The cast is held together by Fiennes and McKee. He has an extraordinary ability to embody the decent “Gareth from Crawley”, showing both his strong sense of failure and his determination to learn from mistakes. He is ordinary, but sensitive to his individual players. It’s one of those performances that is so mesmerizingly convincing that you could swear that you are watching Southgate himself. Likewise, McKee articulates the earnestness and occasional awkwardness of the female psychologist in what is a man’s world, heavy with testosterone. I am less inspired by the representation of the players, which is often very close to cartoonish caricature: Will Close’s inarticulate Harry Kane, Darragh Hand’s sincere Marcus Rashford, Lewis Shepherd’s passionate Dele Alli, Adam Hugill’s thick-skinned Harry Maguire and Gunnar Cauthery’s smooth Gary Lineker. And as for any foreign manager — they are fair game for silly voices. Funny foreigners, eh? Not very enlightened.

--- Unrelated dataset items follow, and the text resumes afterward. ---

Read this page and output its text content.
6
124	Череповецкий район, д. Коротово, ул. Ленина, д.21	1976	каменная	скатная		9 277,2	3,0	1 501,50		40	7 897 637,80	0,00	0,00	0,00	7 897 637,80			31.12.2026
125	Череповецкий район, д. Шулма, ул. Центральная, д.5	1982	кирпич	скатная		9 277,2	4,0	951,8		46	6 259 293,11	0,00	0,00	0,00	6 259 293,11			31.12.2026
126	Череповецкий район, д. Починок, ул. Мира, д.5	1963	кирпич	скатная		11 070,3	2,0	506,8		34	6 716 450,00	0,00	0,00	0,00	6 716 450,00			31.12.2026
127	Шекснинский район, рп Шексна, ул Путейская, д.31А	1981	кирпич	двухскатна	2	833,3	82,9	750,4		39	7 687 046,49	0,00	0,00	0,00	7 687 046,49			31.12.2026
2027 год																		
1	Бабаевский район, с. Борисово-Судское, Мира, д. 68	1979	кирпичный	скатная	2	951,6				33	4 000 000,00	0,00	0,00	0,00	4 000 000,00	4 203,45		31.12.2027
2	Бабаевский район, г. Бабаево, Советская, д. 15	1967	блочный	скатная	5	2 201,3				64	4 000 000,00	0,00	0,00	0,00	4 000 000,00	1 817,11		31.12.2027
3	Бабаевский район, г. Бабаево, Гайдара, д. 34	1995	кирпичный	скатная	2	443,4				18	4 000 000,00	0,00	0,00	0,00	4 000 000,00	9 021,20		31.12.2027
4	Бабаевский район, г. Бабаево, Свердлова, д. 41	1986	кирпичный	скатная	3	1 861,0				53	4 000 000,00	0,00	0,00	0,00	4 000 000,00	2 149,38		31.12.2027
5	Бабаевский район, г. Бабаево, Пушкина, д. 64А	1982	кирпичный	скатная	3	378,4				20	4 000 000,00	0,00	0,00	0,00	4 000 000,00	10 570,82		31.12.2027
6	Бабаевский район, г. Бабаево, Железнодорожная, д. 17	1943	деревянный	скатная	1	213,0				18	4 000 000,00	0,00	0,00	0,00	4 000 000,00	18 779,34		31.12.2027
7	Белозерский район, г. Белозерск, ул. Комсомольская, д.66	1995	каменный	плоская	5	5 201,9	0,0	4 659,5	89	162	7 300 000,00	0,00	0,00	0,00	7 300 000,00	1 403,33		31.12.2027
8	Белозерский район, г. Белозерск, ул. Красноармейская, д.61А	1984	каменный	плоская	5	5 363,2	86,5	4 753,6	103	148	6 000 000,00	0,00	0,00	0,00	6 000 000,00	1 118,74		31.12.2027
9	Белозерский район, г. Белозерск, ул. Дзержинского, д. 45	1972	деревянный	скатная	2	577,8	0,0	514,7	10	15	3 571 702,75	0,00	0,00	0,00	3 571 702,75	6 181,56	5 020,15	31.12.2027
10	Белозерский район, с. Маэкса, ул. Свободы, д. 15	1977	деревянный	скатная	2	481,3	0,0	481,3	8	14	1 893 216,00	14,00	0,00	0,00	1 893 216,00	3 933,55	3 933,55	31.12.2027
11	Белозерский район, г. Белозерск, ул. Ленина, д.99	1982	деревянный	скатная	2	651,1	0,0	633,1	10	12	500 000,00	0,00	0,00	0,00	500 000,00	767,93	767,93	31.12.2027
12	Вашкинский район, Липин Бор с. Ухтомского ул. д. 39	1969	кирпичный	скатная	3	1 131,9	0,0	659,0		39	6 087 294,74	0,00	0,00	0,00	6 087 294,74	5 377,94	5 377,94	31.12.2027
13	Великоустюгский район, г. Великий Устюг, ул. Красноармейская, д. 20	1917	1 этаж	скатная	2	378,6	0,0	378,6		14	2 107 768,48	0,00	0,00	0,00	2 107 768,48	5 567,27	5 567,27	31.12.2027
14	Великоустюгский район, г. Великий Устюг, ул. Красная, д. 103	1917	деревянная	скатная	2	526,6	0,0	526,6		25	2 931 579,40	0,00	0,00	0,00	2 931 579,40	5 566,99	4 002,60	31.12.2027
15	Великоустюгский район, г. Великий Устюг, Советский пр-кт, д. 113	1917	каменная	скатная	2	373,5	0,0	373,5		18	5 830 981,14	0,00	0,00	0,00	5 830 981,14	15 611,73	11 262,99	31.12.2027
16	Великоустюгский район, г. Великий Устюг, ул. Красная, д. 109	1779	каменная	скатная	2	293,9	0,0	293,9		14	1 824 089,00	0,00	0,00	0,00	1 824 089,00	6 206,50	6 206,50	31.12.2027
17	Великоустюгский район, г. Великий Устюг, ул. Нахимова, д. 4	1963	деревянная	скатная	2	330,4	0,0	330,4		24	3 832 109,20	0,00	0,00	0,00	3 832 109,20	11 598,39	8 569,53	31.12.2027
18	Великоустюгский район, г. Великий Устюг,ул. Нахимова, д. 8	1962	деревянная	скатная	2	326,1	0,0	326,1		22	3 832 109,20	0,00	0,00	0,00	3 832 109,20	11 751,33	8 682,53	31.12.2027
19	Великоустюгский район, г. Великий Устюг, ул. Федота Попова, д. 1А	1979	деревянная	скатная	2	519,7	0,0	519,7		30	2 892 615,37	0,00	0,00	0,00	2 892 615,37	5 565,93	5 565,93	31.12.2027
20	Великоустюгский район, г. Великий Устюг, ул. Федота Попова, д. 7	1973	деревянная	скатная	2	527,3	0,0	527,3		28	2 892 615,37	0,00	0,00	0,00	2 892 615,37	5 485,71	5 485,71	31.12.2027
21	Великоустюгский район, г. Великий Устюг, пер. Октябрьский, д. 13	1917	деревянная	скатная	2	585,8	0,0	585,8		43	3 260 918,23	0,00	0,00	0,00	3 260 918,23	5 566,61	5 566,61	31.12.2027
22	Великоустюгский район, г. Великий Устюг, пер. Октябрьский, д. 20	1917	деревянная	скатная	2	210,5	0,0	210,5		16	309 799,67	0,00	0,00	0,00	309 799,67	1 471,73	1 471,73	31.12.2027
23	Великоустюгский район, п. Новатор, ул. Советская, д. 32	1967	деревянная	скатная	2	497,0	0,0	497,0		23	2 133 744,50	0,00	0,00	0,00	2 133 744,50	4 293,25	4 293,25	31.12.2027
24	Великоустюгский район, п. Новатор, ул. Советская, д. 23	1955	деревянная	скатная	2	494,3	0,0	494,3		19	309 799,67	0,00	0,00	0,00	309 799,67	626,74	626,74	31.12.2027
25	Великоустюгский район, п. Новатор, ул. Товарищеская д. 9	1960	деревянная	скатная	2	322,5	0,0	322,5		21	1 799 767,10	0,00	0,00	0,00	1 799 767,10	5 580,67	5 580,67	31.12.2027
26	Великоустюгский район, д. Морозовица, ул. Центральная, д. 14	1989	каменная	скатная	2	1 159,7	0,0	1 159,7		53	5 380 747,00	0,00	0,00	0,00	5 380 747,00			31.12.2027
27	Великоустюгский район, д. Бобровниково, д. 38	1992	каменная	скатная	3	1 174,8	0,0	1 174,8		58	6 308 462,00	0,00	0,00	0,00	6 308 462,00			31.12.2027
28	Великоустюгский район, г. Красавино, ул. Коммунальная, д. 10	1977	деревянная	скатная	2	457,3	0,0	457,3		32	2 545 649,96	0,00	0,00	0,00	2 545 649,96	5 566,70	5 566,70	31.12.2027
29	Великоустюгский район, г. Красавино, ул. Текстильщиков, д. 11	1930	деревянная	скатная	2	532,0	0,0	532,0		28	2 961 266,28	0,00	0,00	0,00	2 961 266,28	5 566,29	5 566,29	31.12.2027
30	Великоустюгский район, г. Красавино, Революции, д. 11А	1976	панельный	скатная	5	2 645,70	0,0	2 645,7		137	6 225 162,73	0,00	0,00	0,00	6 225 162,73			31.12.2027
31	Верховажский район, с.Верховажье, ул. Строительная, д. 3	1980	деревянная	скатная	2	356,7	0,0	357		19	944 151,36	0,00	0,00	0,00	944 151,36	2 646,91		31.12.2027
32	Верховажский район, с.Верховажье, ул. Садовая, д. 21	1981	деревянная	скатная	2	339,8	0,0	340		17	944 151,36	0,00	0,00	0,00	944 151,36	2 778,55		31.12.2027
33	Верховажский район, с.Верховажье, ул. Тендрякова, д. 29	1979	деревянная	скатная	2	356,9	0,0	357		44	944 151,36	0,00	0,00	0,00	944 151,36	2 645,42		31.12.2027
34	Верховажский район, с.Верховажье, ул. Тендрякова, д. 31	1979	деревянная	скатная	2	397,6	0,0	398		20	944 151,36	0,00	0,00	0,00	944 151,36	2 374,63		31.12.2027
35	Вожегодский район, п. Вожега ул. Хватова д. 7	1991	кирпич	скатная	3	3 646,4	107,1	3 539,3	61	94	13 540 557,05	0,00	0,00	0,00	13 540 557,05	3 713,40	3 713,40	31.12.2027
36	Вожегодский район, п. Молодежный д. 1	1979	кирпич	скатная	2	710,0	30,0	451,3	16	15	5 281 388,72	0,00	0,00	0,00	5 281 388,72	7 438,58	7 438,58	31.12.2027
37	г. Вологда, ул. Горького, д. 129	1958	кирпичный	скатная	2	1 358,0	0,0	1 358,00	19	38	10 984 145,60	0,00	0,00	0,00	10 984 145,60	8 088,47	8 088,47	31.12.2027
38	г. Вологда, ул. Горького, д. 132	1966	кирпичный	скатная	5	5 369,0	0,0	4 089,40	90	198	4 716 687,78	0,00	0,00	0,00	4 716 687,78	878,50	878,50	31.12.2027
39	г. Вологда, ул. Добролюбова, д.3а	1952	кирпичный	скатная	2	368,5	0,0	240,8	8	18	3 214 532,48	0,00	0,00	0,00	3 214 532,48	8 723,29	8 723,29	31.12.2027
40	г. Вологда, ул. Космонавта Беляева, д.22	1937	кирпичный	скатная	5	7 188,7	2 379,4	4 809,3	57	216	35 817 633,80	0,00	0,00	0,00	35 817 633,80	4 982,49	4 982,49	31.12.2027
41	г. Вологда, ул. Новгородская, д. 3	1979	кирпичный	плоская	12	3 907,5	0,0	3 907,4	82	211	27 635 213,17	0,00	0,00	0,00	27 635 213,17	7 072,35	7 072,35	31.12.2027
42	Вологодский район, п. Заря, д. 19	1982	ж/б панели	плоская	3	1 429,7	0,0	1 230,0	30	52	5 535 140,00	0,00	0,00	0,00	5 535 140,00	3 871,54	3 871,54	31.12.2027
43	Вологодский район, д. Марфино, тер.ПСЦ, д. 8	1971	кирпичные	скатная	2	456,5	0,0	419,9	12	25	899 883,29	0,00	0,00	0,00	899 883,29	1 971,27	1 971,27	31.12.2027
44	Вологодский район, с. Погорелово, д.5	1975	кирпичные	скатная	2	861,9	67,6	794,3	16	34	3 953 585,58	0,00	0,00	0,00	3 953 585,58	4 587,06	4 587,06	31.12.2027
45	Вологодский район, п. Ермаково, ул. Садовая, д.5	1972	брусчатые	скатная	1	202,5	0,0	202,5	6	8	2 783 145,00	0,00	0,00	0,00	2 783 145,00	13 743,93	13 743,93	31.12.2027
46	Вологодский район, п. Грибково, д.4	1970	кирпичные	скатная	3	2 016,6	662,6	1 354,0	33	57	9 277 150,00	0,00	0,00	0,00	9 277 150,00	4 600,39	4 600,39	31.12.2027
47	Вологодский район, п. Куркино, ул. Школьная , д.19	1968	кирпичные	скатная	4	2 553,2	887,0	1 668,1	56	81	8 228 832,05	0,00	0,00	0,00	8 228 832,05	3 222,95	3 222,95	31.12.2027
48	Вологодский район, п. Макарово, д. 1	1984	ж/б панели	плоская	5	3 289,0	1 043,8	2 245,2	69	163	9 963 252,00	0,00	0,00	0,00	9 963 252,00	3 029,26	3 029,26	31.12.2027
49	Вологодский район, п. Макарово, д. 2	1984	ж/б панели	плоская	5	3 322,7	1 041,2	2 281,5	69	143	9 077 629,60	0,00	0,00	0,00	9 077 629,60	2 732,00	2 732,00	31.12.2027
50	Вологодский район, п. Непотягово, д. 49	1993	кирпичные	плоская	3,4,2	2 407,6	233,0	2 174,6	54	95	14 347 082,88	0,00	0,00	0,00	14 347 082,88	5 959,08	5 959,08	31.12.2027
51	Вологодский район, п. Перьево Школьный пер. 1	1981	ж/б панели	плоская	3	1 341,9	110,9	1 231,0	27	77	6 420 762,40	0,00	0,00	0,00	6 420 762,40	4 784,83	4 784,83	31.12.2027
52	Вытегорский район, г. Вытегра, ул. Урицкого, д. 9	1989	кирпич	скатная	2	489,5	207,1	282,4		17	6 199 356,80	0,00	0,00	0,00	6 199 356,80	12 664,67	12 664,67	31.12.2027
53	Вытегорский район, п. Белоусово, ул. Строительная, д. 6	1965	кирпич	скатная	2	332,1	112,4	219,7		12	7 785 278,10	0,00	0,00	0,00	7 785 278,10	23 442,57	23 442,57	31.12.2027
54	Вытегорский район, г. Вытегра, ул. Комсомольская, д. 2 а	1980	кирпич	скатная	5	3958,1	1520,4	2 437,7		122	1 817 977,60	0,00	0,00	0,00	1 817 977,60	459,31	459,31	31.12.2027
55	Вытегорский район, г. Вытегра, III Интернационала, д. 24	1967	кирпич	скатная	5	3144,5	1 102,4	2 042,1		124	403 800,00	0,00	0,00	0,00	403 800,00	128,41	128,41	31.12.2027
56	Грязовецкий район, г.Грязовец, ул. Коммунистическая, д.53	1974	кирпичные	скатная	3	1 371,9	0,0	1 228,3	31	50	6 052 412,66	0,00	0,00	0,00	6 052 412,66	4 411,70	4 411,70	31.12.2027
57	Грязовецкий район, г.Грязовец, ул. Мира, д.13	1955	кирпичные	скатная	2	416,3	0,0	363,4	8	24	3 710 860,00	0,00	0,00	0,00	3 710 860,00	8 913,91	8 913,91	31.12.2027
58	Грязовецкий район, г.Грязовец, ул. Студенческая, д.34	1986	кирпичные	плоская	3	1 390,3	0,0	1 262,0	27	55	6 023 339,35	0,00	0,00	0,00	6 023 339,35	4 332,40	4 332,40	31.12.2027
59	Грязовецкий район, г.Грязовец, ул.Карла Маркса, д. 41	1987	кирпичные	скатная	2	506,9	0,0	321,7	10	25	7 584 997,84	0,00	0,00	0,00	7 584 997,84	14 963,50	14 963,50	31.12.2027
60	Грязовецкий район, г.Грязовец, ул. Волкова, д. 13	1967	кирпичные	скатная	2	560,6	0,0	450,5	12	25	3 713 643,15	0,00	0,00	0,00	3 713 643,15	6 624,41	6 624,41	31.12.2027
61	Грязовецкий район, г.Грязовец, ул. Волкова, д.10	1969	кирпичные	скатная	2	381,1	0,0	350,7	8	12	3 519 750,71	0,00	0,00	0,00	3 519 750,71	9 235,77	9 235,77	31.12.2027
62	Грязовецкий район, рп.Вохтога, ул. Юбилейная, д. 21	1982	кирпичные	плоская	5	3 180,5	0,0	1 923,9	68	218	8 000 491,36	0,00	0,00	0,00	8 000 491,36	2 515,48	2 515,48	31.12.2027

On the other hand, like the squad itself, this is clearly a team effort. Across the expansive Olivier stage, circled from above by designer Es Devlin’s illuminated halo, a symbolic Wembley Arch, the football matches are represented metaphorically rather than literally by Ellen Kane and Hans Langolf’s choreography. Yet for all the good natured jokes about the three lions, pre-match superstitions or Southgate’s waistcoats, Dear England is as disturbing as it is thrilling. Its populist finale gives a massive nationalistic uplift at a time of dismal social and economic decline. Exalting in the past moments when “good times never seemed so good” sounds queasy in a country where nothing works, where increasing numbers of people are impoverished and where the political class is mired in failure. It’s more than football that needs fixing.